In the good old days, Afghan President Hamid Karzai would dial into a weekly videoconference call with his buddy George W. Bush. No longer. The Obama Administration cut Karzai's direct access to the White House earlier this year. The new Administration views Karzai's corrupt and flailing presidency as a big reason that the Taliban and al-Qaeda are regaining so much ground in Afghanistan.
Last month's presidential election was meant to help that. Democracy, at least, was one thing that the U.S.-led forces in the central Asian nation had managed to make work. Instead, the polls have turned into a disaster. Opposition politicians and Western diplomats allege epic-scale ballot-box stuffing, mainly by - but not exclusively - supporters of Karzai. The U.N. says votes in districts where fraud is proved to have taken place should be annulled. Afghanistan's Electoral Complaints Commission has ordered a partial recount of the vote, citing "clear and convincing evidence of fraud." Karzai's closest challenger, Abdullah Abdullah, a former Foreign Minister, decried the vote as "state-engineered fraud."

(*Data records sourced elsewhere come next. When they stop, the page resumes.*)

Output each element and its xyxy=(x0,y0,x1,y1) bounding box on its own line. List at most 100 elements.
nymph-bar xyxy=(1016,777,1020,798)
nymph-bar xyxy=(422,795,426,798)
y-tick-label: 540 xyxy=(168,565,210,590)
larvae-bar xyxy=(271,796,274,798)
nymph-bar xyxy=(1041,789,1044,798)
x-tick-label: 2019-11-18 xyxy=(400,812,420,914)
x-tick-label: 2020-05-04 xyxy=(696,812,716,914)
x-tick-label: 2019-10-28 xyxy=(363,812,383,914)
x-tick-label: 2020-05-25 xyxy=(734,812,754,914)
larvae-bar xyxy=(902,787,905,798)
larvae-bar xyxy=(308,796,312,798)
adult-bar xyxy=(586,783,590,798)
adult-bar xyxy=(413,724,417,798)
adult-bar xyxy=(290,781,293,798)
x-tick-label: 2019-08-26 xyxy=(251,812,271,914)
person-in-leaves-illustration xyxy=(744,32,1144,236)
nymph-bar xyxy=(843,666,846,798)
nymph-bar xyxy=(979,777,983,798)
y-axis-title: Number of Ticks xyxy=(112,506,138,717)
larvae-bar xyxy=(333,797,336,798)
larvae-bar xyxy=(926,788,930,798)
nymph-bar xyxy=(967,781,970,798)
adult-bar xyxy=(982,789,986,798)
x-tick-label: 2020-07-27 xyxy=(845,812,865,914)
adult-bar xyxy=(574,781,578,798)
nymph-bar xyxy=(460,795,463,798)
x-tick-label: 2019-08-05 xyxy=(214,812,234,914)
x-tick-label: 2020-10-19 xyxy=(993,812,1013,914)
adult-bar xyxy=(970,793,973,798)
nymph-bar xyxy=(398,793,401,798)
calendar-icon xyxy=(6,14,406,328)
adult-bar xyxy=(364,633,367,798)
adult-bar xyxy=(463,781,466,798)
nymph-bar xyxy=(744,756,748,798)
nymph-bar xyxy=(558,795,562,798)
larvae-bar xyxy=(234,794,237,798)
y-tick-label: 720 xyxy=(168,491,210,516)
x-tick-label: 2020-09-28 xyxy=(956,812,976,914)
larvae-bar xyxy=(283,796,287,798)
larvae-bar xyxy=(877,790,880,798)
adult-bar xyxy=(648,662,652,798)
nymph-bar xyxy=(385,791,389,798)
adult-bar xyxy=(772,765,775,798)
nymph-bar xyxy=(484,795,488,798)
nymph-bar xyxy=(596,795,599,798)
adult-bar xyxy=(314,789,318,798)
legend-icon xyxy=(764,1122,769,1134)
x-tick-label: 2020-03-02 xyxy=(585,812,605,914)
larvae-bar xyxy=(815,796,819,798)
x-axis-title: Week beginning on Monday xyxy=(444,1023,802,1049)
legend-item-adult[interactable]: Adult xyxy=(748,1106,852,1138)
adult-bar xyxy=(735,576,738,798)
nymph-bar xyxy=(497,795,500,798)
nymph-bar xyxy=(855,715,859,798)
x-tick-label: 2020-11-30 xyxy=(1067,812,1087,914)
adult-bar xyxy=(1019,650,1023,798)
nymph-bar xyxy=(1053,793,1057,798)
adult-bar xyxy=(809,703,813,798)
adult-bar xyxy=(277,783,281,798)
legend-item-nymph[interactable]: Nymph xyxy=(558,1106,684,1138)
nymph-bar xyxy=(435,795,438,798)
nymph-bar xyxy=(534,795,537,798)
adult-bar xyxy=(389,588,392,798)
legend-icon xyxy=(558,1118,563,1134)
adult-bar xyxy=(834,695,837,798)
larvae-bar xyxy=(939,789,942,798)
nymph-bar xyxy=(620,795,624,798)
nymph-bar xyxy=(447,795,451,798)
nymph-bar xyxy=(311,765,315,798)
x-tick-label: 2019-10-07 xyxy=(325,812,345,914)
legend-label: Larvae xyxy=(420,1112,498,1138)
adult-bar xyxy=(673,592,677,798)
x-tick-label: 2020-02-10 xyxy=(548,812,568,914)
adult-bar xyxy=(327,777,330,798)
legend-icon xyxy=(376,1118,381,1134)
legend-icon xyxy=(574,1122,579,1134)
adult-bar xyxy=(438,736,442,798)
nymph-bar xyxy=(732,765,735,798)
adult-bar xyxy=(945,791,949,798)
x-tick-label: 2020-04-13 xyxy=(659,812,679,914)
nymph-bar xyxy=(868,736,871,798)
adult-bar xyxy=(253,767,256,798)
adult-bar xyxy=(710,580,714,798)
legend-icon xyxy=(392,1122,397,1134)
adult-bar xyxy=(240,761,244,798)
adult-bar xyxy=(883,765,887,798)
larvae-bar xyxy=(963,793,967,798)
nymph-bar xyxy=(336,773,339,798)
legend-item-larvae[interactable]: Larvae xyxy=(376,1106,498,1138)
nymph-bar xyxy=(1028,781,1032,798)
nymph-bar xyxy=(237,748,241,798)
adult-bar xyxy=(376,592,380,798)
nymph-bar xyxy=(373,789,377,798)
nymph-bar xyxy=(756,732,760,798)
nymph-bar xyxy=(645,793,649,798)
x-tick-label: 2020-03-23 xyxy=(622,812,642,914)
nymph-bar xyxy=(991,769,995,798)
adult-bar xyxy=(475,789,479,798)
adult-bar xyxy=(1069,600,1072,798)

Yet whether he wins in the first round or is forced into a runoff with Abdullah, Karzai will almost certainly stay in power. That means Washington must continue to deal with him.
The problem is, Karzai's legitimacy is shot. Even before the election, many Afghans (though perhaps not a majority) were angry with him over his failure to curb a system of corruption and patronage that had paralyzed efforts to repair the war-thrashed nation. The international aid community is disheartened by the prospect of another five years of a government that is infested with warlords and drug traffickers. And Washington is fed up with Karzai's duplicity and fecklessness. Despite the fact that he came to power on the back of the U.S.-led invasion of Afghanistan, Karzai used the latest poll as a chance to portray himself as the one Afghan willing to stand up and criticize the way U.S.-led coalition forces have inflicted civilian casualties while chasing the Taliban. "Karzai wants his legacy to be an Afghan leader who stood up against the foreigners," says Haroun Mir, director of Afghanistan's Center for Research and Policy Studies. "He also thinks the international community is trying to undermine him."
Public opinion in both the U.S. and Europe is tiring of bad news from Afghanistan. President Obama faces questions from both the left and right. What is the point of pouring more troops or billions of dollars into Afghanistan, his critics say, when the Taliban seem to be gaining ground and the money simply vanishes into the baggy pockets of Kabul officials?
But if the U.S. quit on Karzai, the result would be disastrous for both Afghanistan and the U.S., says Ashraf Ghani, a U.S.-educated presidential contender. "If the U.S. leaves, it will be 'dog eat dog' here. We'll be the human zoo of the region," says Ghani. Like other Afghan intellectuals, Ghani foresees a grisly scenario in which the Taliban sweeps into Kabul, taking revenge on thousands of "collaborators" who helped Karzai and the Americans. Millions of ordinary Afghan citizens - including those who embraced the Western promises of education for girls, democracy and a place for Afghanistan in the 21st century - would flee the country.
To keep that from happening again, Karzai will need to show results - and fast. For starters, Afghans say he must dismiss corrupt officials, enforce law and order, and use foreign-aid money to build the roads, dams, bridges and schools that he and the international community have long promised but never delivered. This would win back many Afghans and stall the Taliban's advance. But it won't be easy. To secure victory in the recent election, the President had to indebt himself to the very warlords who are strangling the country with their greed.